Ce mardi 13 juin, l’Unedic, association chargée de la gestion de l’assurance chômage en France, a annoncé poursuivre son désendettement avec un excédent qui devrait frôler les 18,5 milliards d’euros d’ici 2025. De bon augure alors que sa dette était passée à 60,7 milliards d’euros fin 2022 en raison du contexte de la crise de la Covid-19.
C’est un sacré pactole et une tendance plus qu’inhabituelle. Au moment où tous les comptes sociaux s’enfoncent dans le rouge, c’est même une exception dans notre modèle social. A y regarder de plus près, cela n’a toutefois rien d’étonnant pour cet organisme présidé par Patricia Ferrand.
Elle est la conséquence logique de la très bonne tenue du marché du travail, qui a encore enregistré 90.000 créations d’emplois au premier trimestre. Une tendance qui limite le montant des indemnités versées par l’Unedic tout en gonflant les cotisations que l’organisme perçoit.

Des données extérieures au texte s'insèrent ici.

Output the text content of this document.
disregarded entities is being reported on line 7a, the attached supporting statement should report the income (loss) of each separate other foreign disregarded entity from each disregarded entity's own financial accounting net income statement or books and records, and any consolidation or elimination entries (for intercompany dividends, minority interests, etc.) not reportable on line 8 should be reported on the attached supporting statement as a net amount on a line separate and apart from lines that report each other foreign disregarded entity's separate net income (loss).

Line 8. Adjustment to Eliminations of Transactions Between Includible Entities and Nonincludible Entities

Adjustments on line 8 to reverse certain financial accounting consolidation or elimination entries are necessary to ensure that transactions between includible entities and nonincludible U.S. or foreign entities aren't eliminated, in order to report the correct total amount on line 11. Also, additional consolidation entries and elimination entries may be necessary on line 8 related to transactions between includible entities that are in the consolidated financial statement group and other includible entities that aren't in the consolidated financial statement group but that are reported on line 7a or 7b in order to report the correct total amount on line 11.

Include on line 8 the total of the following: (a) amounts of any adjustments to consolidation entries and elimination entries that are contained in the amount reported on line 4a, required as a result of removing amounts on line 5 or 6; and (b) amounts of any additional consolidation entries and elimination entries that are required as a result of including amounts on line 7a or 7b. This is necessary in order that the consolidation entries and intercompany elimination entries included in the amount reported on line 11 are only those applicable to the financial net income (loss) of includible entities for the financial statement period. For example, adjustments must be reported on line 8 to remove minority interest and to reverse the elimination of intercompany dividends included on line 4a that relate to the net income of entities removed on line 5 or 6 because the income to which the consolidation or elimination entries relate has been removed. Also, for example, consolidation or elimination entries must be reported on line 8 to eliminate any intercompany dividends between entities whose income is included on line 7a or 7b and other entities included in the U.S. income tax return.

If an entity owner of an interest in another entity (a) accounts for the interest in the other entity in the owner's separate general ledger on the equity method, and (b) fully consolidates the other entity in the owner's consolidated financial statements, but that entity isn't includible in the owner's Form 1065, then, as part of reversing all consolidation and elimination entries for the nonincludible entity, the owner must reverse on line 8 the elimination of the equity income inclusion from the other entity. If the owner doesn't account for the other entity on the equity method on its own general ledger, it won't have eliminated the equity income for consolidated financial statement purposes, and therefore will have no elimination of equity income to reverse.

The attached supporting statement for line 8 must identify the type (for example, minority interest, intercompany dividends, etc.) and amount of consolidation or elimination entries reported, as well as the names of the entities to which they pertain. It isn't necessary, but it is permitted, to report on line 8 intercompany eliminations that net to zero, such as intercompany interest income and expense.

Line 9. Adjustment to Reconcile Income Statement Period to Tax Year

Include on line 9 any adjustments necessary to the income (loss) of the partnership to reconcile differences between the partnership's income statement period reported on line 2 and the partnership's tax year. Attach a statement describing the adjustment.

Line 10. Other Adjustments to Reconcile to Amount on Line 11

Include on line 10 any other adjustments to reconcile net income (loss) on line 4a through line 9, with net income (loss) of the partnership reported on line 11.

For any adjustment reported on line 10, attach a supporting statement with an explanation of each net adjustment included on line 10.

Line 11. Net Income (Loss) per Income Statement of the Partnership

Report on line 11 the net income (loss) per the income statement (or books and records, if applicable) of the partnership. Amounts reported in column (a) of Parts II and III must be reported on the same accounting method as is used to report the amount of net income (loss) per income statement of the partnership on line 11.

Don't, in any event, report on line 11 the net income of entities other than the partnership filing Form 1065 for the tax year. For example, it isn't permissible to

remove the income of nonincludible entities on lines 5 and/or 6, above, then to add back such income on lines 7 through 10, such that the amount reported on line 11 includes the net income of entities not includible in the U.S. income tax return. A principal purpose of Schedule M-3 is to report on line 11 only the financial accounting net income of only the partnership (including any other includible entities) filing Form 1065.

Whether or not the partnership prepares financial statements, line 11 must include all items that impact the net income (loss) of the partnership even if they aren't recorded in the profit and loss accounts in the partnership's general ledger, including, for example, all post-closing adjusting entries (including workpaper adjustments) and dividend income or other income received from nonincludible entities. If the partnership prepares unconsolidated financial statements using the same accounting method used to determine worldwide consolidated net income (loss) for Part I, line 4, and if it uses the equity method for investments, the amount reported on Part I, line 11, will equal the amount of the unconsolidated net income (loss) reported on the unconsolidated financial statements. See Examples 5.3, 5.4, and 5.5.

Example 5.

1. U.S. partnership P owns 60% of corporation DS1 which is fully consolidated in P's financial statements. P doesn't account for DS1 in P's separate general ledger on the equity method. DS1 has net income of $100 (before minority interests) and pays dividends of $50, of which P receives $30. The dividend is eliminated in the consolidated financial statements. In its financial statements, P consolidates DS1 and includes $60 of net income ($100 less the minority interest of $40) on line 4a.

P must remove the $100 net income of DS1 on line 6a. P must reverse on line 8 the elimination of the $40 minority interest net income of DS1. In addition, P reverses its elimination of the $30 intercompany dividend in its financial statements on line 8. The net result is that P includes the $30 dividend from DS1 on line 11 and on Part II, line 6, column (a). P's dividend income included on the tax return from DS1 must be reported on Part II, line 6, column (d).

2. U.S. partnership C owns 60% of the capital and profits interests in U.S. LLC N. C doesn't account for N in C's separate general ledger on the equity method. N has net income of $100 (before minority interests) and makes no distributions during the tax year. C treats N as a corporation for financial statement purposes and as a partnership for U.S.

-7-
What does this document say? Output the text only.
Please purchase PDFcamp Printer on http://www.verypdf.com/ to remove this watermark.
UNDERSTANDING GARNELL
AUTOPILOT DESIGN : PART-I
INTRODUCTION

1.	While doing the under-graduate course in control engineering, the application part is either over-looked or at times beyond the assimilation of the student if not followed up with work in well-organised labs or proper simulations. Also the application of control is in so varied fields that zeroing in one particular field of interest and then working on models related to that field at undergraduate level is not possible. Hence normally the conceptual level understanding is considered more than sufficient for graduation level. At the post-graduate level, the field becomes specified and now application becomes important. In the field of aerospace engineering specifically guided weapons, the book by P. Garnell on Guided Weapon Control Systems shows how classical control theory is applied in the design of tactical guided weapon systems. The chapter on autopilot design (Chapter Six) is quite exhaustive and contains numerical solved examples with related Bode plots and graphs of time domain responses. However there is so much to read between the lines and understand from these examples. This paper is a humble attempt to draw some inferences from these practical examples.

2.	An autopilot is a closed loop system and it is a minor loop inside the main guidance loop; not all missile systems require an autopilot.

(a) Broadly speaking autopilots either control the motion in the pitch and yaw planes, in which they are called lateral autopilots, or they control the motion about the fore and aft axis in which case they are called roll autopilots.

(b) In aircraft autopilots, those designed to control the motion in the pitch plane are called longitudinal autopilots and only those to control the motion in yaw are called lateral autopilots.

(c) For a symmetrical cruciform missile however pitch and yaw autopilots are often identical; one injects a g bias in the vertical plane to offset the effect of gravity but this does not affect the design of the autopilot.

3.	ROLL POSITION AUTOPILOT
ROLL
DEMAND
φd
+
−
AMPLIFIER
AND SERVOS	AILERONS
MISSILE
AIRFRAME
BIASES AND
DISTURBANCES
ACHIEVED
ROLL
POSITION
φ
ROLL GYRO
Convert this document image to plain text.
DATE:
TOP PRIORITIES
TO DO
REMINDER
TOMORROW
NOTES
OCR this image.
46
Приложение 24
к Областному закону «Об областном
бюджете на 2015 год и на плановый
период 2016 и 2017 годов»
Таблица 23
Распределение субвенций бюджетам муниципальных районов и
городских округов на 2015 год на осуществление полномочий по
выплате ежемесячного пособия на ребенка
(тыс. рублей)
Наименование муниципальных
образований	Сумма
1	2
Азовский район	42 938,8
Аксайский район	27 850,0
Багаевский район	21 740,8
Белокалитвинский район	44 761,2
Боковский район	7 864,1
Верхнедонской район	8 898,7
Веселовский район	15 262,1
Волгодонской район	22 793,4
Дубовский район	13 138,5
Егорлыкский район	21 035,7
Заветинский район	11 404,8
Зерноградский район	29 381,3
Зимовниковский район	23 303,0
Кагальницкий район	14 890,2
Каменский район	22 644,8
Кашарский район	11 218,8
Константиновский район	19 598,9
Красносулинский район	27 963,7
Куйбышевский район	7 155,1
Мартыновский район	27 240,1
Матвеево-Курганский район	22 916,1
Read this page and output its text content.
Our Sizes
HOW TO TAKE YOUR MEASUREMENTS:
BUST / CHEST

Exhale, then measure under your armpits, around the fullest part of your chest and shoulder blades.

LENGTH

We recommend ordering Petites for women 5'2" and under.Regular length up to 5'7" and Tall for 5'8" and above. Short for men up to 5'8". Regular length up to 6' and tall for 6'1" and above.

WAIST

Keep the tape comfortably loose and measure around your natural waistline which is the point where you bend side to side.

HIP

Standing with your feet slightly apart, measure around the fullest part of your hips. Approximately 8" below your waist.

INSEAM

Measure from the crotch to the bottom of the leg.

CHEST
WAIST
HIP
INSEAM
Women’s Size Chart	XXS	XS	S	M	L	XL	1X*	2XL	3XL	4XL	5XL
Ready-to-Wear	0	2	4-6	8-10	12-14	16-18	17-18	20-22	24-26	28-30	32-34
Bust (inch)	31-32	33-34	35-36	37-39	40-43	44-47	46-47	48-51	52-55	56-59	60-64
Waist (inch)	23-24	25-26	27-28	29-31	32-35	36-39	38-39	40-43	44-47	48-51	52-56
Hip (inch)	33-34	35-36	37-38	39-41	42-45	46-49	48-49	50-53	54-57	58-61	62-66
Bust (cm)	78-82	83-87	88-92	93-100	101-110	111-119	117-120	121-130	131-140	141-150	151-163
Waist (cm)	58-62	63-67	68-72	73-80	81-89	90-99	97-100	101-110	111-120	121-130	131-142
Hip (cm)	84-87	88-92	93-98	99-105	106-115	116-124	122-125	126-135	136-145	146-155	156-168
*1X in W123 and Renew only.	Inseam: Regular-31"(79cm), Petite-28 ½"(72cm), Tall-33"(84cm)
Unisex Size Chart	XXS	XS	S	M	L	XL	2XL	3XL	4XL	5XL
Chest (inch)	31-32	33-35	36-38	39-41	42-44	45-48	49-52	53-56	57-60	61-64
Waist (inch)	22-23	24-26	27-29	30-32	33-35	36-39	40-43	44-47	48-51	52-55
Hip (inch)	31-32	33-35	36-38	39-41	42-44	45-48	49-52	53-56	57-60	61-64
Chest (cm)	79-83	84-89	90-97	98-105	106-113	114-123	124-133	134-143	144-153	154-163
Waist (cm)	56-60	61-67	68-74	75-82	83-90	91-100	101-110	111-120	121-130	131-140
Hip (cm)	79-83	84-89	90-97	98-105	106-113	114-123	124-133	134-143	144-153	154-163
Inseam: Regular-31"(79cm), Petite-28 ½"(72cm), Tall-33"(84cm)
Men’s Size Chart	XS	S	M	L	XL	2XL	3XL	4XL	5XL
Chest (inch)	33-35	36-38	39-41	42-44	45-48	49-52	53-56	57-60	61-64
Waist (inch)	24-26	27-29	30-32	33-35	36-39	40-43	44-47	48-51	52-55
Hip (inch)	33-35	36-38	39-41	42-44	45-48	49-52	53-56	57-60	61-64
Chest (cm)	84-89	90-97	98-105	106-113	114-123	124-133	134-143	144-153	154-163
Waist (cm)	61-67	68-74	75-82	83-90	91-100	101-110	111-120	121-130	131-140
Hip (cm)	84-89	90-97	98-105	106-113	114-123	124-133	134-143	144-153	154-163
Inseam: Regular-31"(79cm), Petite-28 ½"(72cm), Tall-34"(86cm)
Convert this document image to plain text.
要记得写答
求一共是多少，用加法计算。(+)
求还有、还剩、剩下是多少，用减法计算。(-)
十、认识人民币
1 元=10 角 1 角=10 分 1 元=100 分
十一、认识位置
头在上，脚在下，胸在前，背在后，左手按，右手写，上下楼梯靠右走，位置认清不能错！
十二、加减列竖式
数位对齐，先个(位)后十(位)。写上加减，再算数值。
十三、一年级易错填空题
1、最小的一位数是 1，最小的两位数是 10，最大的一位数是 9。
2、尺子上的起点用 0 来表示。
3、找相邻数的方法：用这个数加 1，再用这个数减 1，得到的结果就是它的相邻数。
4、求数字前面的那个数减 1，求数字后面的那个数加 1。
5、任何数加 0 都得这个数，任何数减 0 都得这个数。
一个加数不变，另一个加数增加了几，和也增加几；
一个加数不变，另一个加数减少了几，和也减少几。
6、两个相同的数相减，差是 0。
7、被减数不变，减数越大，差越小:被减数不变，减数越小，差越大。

L’économie française ne devrait pas sombrer dans la récession
A cela s’ajoute la croissance globale de la masse salariale favorisée par l’inflation et les effets de la récente réforme des règles d’indemnisation. Au total, si l’économie française ne sombre pas dans la récession, ce qui n’est pas prévu à priori, l’assurance chômage a devant elle trois années d’excédents garantis, qui devraient culminer à 8,7 milliards en 2025.
En France, on a tôt fait de trouver un emploi à tout ce qui peut ressembler à une cagnotte. On devrait donc rapidement entendre des voix s’élever pour réclamer une augmentation des indemnités chômages, voire une remise en cause de la réforme.
La priorité pour l’Unédic : se délester d’une lourde dette de 60 milliards d’euros
Sans attendre, le gouvernement lui-même étudie l’idée d’augmenter la participation de l’Unedic au budget de France Travail, le nouveau service public de l’aide à l’emploi. Un projet qui aurait du sens dans la mesure où l’assurance chômage bénéficiera indirectement de l’éventuel succès de cette création.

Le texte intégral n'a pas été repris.